GPU taking more time than CPU for one iteration [ First Post ]

Revanth_V · May 20, 2020, 3:35pm

Hi, I am new to Pytorch. I have written a custom basic network. The above training framework is taking 5 min of time, for one update_model function call / one iteration in the CPU, whereas taking approximately 7 min when using GPU. And is there a better way of accumulating loss values, as I want the loss from each layer and take the average of loss for an entire batch. So, is there a way to do batch training for a custom written forward function ? And while training the model, the RAM is piling up, and I assuming it is because of the accumulating the loss from each batch. Am I assuming right ?

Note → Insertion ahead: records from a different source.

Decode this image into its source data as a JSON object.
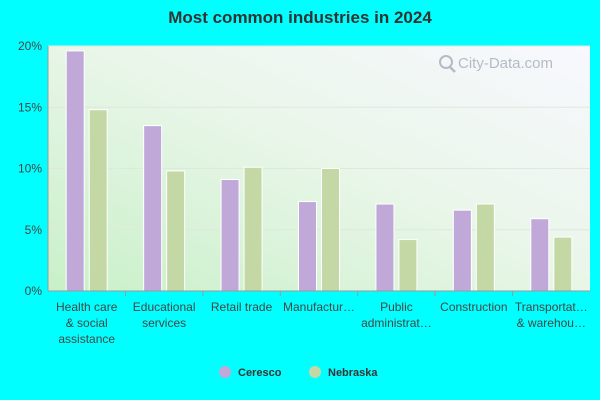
{
  "chart_data": {
    "type": "bar",
    "title": "Most common industries in 2024",
    "categories": [
      [
        "Health care",
        "& social",
        "assistance"
      ],
      [
        "Educational",
        "services"
      ],
      [
        "Retail trade"
      ],
      [
        "Manufactur…"
      ],
      [
        "Public",
        "administrat…"
      ],
      [
        "Construction"
      ],
      [
        "Transportat…",
        "& warehou…"
      ]
    ],
    "series": [
      {
        "name": "Ceresco",
        "color": "#c0a9d9",
        "values": [
          19.6,
          13.5,
          9.1,
          7.3,
          7.1,
          6.6,
          5.9
        ]
      },
      {
        "name": "Nebraska",
        "color": "#c4d8a5",
        "values": [
          14.8,
          9.8,
          10.1,
          10.0,
          4.2,
          7.1,
          4.4
        ]
      }
    ],
    "ylim": [
      0,
      20
    ],
    "yticks": [
      0,
      5,
      10,
      15,
      20
    ],
    "ytick_labels": [
      "0%",
      "5%",
      "10%",
      "15%",
      "20%"
    ],
    "xlabel": "",
    "ylabel": "",
    "grid": true,
    "legend_position": "bottom"
  },
  "watermark": {
    "text": "City-Data.com",
    "icon": "magnifier-icon"
  }
}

The below code is for one layer of the network

class DetNet(nn.Module):   
    def __init__(self):
        super(DetNet, self).__init__()
        self.W1 = torch.nn.Parameter(torch.randn(8*K,5*K, requires_grad =True, dtype=torch.float64))
        self.b1 = torch.nn.Parameter(torch.randn(8*K,1, requires_grad = True, dtype=torch.float64))
        self.W2 = torch.nn.Parameter(torch.randn(K, 8*K, requires_grad = True, dtype=torch.float64))
        self.b2 = torch.nn.Parameter(torch.randn(K, 1, requires_grad = True, dtype=torch.float64))
        self.W3 = torch.nn.Parameter(torch.randn(2*K, 8*K, requires_grad = True, dtype=torch.float64))
        self.b3 = torch.nn.Parameter(torch.randn(2*K, 1, requires_grad = True, dtype=torch.float64))
        self.t  = torch.nn.Parameter(torch.randn(1,1, requires_grad = True, dtype=torch.float64))

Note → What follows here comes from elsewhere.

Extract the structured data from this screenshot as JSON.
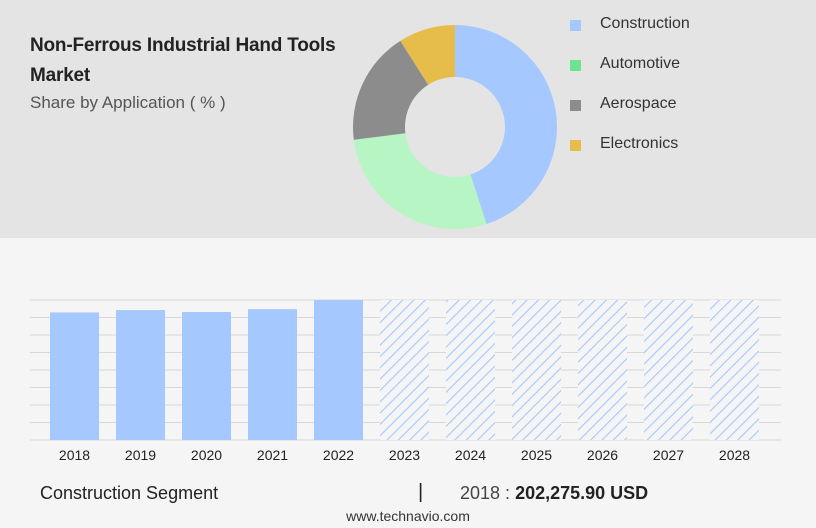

    def forward(self, x, v, y, H):
        M1 = torch.matmul(torch.transpose(H,0,1), y)
        M2 = torch.matmul(torch.transpose(H,0,1), torch.matmul(H,x))
        con = torch.cat((M1, x, M2, v))
        z = F.relu(torch.matmul(self.W1, con) + self.b1)
        y = torch.matmul(self.W2, z)+self.b2
        one_K = torch.ones([K,1])
        x_k = (F.relu(y+(one_K*self.t))/abs(self.t) - F.relu(y-(one_K*self.t))/abs(self.t)-one_K)
        v_k = torch.matmul(self.W3, z) + self.b3
        return (x_k, v_k)

The below code is for update of network for one epoch of the model.

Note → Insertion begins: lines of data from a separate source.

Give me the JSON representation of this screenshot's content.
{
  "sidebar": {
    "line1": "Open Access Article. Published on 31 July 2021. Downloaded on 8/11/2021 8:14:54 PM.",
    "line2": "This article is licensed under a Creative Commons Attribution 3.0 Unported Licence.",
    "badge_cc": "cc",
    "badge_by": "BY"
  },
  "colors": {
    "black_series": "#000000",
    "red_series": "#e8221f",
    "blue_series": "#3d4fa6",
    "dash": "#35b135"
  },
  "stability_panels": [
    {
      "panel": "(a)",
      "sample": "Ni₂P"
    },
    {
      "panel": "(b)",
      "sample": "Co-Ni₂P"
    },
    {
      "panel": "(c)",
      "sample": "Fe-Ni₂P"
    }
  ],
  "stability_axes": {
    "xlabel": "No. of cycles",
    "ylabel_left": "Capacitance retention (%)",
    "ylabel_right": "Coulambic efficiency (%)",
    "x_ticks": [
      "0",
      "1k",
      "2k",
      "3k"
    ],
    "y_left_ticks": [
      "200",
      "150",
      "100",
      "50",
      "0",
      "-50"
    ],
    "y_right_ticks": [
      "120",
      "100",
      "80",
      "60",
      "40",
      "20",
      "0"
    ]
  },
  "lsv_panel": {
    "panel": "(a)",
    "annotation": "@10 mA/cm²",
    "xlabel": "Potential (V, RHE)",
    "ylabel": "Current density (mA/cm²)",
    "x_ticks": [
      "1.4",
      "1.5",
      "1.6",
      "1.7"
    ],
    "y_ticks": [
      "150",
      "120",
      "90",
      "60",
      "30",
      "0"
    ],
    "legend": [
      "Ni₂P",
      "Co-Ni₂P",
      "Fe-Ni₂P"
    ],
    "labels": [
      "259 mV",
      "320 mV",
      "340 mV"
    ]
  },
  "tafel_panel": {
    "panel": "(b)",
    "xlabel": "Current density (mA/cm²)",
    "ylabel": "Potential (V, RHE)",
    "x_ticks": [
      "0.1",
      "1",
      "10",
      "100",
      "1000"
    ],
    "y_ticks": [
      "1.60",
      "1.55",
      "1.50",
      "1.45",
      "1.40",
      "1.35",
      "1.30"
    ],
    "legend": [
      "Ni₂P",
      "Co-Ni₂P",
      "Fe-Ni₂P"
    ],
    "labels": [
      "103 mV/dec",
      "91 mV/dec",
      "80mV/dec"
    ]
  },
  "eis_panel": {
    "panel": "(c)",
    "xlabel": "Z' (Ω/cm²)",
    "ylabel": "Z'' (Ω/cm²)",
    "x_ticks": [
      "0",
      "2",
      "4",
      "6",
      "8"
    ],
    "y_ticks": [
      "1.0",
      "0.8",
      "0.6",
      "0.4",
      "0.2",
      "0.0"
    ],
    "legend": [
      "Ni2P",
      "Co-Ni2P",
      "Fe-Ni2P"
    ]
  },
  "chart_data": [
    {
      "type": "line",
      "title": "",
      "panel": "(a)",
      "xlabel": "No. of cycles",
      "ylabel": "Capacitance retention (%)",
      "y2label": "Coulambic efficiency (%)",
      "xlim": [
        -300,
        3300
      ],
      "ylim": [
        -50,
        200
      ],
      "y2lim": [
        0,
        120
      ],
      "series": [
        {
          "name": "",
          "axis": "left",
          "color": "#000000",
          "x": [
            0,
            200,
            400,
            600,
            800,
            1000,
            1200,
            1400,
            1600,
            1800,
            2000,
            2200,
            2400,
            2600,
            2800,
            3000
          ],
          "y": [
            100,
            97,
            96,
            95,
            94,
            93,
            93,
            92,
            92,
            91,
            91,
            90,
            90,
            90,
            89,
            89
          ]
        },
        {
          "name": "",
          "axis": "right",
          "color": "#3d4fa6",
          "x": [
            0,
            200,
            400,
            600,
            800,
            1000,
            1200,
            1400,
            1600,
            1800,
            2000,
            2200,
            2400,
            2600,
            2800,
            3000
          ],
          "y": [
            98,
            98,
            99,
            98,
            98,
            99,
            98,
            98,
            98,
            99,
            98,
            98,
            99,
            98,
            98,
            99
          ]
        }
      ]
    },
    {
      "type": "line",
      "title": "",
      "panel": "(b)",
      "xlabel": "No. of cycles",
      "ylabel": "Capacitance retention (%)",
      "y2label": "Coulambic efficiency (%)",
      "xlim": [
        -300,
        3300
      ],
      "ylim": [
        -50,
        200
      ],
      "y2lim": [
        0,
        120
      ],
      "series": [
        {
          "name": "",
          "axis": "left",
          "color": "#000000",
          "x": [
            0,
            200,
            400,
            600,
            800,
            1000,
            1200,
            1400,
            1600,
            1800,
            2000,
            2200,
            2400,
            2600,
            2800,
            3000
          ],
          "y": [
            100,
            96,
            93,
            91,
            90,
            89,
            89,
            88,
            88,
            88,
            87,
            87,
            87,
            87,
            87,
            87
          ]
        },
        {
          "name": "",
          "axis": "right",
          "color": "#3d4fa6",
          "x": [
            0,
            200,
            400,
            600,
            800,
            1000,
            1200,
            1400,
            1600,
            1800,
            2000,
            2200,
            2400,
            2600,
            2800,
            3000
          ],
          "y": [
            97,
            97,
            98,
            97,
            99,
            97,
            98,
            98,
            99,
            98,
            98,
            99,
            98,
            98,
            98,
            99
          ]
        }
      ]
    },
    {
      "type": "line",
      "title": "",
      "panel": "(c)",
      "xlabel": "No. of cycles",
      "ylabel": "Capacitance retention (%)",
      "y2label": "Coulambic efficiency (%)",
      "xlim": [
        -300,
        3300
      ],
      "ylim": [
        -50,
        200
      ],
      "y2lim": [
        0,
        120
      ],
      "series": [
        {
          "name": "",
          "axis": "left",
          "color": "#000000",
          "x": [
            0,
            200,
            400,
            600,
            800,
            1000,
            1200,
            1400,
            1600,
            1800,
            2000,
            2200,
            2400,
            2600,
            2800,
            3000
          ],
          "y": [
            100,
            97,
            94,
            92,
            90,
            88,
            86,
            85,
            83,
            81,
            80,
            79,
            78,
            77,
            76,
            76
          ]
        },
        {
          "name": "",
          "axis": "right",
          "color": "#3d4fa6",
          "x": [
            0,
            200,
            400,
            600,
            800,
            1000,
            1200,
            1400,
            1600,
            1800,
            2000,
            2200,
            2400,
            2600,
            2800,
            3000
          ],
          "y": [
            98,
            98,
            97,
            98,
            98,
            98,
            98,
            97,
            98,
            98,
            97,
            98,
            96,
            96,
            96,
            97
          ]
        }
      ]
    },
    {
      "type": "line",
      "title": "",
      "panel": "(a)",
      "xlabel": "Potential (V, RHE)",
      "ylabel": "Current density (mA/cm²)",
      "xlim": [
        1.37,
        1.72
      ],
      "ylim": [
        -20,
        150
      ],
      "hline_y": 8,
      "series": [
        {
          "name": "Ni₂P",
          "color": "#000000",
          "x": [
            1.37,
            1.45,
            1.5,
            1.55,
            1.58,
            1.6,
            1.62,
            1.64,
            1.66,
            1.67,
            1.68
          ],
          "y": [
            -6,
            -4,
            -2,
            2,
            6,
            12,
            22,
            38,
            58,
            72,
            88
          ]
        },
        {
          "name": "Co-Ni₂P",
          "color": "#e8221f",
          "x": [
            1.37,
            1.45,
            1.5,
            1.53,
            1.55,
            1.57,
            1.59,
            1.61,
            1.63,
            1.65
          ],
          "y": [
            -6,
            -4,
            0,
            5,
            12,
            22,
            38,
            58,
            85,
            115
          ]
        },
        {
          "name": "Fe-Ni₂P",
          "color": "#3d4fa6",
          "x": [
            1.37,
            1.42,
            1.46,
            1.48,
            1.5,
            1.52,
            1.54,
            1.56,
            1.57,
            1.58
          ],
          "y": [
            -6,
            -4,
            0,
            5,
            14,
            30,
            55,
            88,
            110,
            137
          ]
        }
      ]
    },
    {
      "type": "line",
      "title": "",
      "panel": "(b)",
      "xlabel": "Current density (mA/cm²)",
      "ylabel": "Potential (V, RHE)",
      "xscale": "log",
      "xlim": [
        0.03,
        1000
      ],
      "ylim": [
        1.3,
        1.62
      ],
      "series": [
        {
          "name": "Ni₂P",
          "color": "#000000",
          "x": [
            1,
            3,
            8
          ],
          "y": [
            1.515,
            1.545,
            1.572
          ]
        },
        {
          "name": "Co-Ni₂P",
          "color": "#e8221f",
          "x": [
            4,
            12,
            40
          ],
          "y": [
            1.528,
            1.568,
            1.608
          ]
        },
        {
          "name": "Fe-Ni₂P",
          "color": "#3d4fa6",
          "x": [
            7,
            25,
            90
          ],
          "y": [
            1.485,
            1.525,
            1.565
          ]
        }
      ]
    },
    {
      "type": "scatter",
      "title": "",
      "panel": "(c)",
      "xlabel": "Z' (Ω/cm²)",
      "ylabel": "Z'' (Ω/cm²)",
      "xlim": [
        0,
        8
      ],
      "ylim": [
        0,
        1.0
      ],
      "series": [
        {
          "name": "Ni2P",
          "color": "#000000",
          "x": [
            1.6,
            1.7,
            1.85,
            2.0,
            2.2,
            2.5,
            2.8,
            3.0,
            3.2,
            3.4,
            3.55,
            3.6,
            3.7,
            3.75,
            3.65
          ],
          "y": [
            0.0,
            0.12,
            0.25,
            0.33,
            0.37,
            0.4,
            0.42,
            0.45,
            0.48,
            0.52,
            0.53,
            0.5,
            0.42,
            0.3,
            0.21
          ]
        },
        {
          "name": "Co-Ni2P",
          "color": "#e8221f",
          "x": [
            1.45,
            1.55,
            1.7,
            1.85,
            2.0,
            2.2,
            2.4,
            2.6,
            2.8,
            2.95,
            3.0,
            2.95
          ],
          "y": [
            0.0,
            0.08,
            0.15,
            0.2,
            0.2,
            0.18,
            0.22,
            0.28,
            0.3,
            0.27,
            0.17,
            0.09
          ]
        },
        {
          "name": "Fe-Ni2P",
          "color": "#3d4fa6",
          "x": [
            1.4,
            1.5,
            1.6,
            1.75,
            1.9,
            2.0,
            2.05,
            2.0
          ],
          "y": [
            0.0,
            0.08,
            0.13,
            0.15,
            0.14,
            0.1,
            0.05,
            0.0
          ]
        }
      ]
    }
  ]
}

def update_model(optimizer):
#     Number of samples for each iteration
    H = varying_channel()
    loss = torch.tensor(0).double()
    for samples in range(3500):
      # The below four lines are for generation of a random data sample 
        x_main = torch.DoubleTensor([[(2*round(np.random.rand())-1)] for cnt in range(K)])
        v = torch.zeros([2*K,1], dtype=torch.float64)
        y = received_signal(x_main, H)
        x_tilde = ZF_decoder(H, y)
        x = x_main
      # Passing through each layer for accumulation of loss.
        for cnt in range(3*K):
            foo = DetLayers[cnt]
            (x_loc,v_loc)= foo.forward(x, v, y, H)
            (x, v) = (x_loc, v_loc)
            curr_loss = (log(cnt+1)* (torch.sum((x_main-x)**2))/ torch.sum((x_main-x_tilde)**2))
            loss = loss + curr_loss
    loss = loss/3500
    optimizer.zero_grad()
    loss.backward() 
    optimizer.step()
    return(loss.item())

The below code is for creating a specified number of layers and running the model for specified iterations.

DetLayers = []
ParamLayers = list()
for cnt in range(3*K):
    curr_layer = DetNet()
    DetLayers.append(curr_layer)
    ParamLayers.extend(list(curr_layer.parameters()))

# creating the optimizer
optimizer = optim.Adam(ParamLayers, lr = 0.01)
# Number of iterations
for iterations in range(1):
    val = update_model(optimizer)
    print(val)

Thanks in advance.

futscdav · May 20, 2020, 4:50pm

Yes, essentially you are building a very large computational graph until backward is called. I don’t know what the value of K is, but it’s possible the the GPU version is dominated by data transfers from host to device.

Revanth_V · May 20, 2020, 4:55pm

Hello @futscdav, Thanks for the reply. I have taken K as 30 in there. And how computationally good is the batch training setup unlike mine accumulating loss sample by sample ? And is there a way to tackle the above problem and leverage GPU resources correctly ?

futscdav · May 20, 2020, 5:59pm

The big thing is that autograd will not split the graph to sample by sample basis when you use batch operations. That alone helps a ton, but sometimes cannot be done, I don’t know what your application is. I would start there and see if you still have the GPU throughput issue.